3. Some sail configurations are more stable than others. Going "dead down" (wind at 150° to 180° relative) gives me a choice. I can sail on just the main or just the jib as the main blankets the jib. The advantage of the main is it "snaps" less in light wind. The disadvantage is that it introduces more weather helm. Since this requires more rudder angle to counter it slows the already slow boat down. Also as the wind puffs the heading shifts to windward faster than the autopilot can react. This can result in a continuous veer that needs to be countered. Downwind on jib alone Reboot is very stable on both electronic autopilot and Monitor™ vane steering. The downside as noted above is sail snap in light wind.
4. Overcoming bad experiences is sometimes necessary. With my roller furling jib it is easy to adjust for wind speed changes. With my traditional main raising, lowering, and reefing are not only more difficult but more time consuming. I have been caught out more than once with too much main in a squall or sudden wind change. The same thing has happened using the whisker pole solo. But that does not mean that one can ignore using the correct sail configurations.

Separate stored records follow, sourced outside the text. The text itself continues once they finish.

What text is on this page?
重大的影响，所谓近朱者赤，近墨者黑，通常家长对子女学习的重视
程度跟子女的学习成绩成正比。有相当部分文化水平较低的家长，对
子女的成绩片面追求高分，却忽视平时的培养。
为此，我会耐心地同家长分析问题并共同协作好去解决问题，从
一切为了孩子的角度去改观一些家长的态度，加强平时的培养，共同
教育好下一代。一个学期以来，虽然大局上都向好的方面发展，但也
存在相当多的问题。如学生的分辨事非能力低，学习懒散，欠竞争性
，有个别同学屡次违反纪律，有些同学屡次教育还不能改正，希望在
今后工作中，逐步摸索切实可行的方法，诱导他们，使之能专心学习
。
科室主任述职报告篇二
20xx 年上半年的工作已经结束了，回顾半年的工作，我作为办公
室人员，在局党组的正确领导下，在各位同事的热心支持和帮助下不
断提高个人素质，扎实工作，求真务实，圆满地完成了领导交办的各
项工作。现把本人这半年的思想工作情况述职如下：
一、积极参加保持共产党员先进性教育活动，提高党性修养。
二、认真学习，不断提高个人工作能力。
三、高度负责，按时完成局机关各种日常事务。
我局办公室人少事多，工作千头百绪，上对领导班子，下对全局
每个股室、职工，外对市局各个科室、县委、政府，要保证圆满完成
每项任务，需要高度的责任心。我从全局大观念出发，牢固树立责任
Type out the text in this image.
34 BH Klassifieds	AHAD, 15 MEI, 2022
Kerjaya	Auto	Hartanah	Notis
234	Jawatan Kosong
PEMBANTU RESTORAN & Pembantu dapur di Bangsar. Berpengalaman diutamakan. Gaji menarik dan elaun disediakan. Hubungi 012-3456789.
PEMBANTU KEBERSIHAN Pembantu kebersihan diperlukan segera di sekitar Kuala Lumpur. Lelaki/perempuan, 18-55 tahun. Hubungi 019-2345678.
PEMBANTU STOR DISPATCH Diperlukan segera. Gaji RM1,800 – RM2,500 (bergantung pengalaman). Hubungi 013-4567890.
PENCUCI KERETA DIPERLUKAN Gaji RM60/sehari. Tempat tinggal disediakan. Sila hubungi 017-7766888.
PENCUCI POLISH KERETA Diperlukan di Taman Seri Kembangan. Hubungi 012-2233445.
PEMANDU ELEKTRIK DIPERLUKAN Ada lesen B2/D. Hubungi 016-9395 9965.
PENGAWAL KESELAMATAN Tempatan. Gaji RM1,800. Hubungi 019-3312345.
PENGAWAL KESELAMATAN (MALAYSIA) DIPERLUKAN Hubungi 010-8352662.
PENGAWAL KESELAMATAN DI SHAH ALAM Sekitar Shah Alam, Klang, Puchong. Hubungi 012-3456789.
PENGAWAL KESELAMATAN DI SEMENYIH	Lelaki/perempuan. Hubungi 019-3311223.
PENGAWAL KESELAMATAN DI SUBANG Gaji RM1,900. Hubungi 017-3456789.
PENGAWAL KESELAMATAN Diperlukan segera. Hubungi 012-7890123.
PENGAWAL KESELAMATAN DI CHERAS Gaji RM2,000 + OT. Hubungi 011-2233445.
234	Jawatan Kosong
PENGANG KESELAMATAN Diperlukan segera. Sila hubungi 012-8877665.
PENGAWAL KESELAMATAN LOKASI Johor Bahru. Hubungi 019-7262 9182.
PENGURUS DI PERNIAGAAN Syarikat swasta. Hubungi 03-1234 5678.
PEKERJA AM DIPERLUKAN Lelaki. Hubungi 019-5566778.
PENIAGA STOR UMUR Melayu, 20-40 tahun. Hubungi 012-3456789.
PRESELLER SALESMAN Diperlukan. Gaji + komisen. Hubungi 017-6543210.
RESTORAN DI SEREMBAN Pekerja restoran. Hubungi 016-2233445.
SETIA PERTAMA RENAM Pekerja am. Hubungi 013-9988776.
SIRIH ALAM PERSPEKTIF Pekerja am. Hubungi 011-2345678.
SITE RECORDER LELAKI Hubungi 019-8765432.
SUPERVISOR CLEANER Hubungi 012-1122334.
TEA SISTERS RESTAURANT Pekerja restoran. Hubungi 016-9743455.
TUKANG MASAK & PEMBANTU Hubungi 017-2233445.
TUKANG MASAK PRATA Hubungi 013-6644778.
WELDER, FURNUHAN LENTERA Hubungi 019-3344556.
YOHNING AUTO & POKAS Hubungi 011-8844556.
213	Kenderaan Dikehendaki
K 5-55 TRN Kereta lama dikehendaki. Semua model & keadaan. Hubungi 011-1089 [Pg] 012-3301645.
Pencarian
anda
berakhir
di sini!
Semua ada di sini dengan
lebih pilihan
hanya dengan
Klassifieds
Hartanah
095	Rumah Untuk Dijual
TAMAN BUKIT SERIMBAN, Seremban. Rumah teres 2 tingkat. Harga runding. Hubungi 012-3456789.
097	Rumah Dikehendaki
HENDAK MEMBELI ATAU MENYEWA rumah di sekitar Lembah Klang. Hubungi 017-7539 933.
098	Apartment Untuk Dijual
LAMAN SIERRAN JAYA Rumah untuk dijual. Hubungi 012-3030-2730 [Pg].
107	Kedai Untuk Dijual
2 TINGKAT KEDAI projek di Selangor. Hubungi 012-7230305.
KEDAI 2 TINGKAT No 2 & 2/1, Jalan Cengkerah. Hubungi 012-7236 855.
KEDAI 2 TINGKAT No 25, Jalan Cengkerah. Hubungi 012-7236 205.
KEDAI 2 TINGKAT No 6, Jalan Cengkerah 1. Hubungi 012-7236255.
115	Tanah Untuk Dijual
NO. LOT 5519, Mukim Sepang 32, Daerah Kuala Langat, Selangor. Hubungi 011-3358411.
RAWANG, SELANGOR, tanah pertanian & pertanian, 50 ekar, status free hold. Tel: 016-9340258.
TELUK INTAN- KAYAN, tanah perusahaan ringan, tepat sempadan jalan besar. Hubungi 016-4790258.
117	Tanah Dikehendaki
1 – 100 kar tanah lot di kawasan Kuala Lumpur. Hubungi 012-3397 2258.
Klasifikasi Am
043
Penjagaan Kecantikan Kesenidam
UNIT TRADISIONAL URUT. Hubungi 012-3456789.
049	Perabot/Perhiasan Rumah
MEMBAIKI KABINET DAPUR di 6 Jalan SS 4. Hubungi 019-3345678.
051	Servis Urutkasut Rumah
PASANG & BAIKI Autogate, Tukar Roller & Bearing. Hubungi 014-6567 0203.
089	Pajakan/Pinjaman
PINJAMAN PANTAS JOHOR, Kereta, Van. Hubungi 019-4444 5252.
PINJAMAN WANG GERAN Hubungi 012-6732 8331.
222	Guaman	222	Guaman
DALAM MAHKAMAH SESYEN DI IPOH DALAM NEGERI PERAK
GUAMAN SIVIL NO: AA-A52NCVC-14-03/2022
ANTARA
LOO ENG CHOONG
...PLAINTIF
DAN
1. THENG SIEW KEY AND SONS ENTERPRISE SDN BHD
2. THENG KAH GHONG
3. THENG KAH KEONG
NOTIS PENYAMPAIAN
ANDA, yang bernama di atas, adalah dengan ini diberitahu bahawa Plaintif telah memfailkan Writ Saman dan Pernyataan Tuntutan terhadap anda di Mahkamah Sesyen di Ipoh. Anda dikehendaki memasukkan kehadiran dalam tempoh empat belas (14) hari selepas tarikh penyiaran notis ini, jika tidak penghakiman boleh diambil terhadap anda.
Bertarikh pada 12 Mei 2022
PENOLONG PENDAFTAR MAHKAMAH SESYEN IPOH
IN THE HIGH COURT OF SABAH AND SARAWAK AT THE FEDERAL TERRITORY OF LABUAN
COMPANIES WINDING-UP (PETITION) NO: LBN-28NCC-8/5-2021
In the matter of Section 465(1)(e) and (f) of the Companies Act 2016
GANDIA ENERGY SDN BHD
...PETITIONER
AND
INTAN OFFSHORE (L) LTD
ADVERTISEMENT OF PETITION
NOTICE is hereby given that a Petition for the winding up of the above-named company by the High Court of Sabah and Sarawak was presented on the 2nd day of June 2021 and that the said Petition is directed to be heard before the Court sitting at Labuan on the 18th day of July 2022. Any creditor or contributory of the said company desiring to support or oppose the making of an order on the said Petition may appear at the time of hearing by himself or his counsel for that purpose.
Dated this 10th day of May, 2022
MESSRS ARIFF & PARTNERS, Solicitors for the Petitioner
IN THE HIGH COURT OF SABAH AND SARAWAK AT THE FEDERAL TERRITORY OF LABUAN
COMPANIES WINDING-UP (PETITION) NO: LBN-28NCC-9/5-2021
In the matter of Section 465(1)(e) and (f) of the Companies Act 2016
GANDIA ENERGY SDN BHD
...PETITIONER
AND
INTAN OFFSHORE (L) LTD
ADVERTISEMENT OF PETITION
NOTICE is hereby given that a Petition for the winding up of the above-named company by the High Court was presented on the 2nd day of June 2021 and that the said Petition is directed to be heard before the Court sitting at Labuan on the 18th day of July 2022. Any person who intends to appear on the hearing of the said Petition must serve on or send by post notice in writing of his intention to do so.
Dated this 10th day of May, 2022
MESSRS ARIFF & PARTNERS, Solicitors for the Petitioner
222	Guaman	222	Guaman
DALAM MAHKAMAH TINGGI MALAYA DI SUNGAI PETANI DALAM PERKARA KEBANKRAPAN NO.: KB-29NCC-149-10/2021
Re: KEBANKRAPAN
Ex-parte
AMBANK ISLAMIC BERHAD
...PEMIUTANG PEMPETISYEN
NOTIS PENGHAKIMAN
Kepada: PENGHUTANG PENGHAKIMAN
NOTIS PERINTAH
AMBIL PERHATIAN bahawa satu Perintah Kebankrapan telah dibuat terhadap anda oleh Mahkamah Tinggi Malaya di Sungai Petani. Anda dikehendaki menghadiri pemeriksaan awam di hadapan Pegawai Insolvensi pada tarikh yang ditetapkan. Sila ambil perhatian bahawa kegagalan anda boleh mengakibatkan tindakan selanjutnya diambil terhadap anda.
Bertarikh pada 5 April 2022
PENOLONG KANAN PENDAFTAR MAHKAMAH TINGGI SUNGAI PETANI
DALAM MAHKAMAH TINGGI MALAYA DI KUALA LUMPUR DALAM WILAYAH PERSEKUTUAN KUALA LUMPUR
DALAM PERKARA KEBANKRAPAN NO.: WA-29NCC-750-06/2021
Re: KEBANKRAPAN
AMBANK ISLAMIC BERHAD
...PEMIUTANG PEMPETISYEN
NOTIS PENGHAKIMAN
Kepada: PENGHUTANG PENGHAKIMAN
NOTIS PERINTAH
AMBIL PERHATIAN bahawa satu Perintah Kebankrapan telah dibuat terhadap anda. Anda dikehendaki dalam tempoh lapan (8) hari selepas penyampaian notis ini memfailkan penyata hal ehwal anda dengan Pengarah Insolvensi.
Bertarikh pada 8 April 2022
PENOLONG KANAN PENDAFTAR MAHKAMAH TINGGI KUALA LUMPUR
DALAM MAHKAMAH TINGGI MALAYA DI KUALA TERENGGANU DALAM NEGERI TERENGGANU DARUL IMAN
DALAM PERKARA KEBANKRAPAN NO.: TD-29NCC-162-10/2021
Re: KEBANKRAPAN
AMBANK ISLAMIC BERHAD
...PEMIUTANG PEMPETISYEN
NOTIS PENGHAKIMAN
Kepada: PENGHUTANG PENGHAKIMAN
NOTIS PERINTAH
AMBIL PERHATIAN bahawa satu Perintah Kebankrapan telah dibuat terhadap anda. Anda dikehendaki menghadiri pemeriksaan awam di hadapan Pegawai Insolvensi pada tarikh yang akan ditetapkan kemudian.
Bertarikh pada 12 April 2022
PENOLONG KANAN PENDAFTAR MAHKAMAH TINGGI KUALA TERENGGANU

5. Everything is a sail. That includes the sail bag on the boom. Particularly with very heavy cruising sails it is pretty big. I call it my 4th reef and actually use it as part of the sail configuration.

The trip:
Left Banda motoring to get out of the channel. Raised the main and made good progress until I got tired of managing the veer. Dropped the main for the jib. Made decent progress until the wind died. Motored for a while in light wind and occasional rain. I hate motoring! Back to the jib. Falling behind as other Wonderful Sail 2 Indonesia boats catch up and pass me. Feel stupid and frustrated. Making about 2.5 knots in 9 knots relative wind from 150 relative. Say to myself: "She can go much faster in this wind. We never were this bad when we raced her." Bite the bullet. Raise the main. Start to veer but doing a little better. Start easing out the jib. At about 50% of "J" it all comes together. She stands up and takes off at 5.5 to 6 knots. Weather helm drops. Roll reduces. Wow! I wish I had remembered this configuration 24 hours ago!

P.S. Of course this means we will arrive in the middle of the night to a new harbor. And we do at 3 a.m. Fortunately with a full moon and radar. As the Aussies say: "no drama." I have of course been very sleepy so I made coffee about an hour before arriving . Drop the hook. Wired. Can't sleep. The joys of cruising.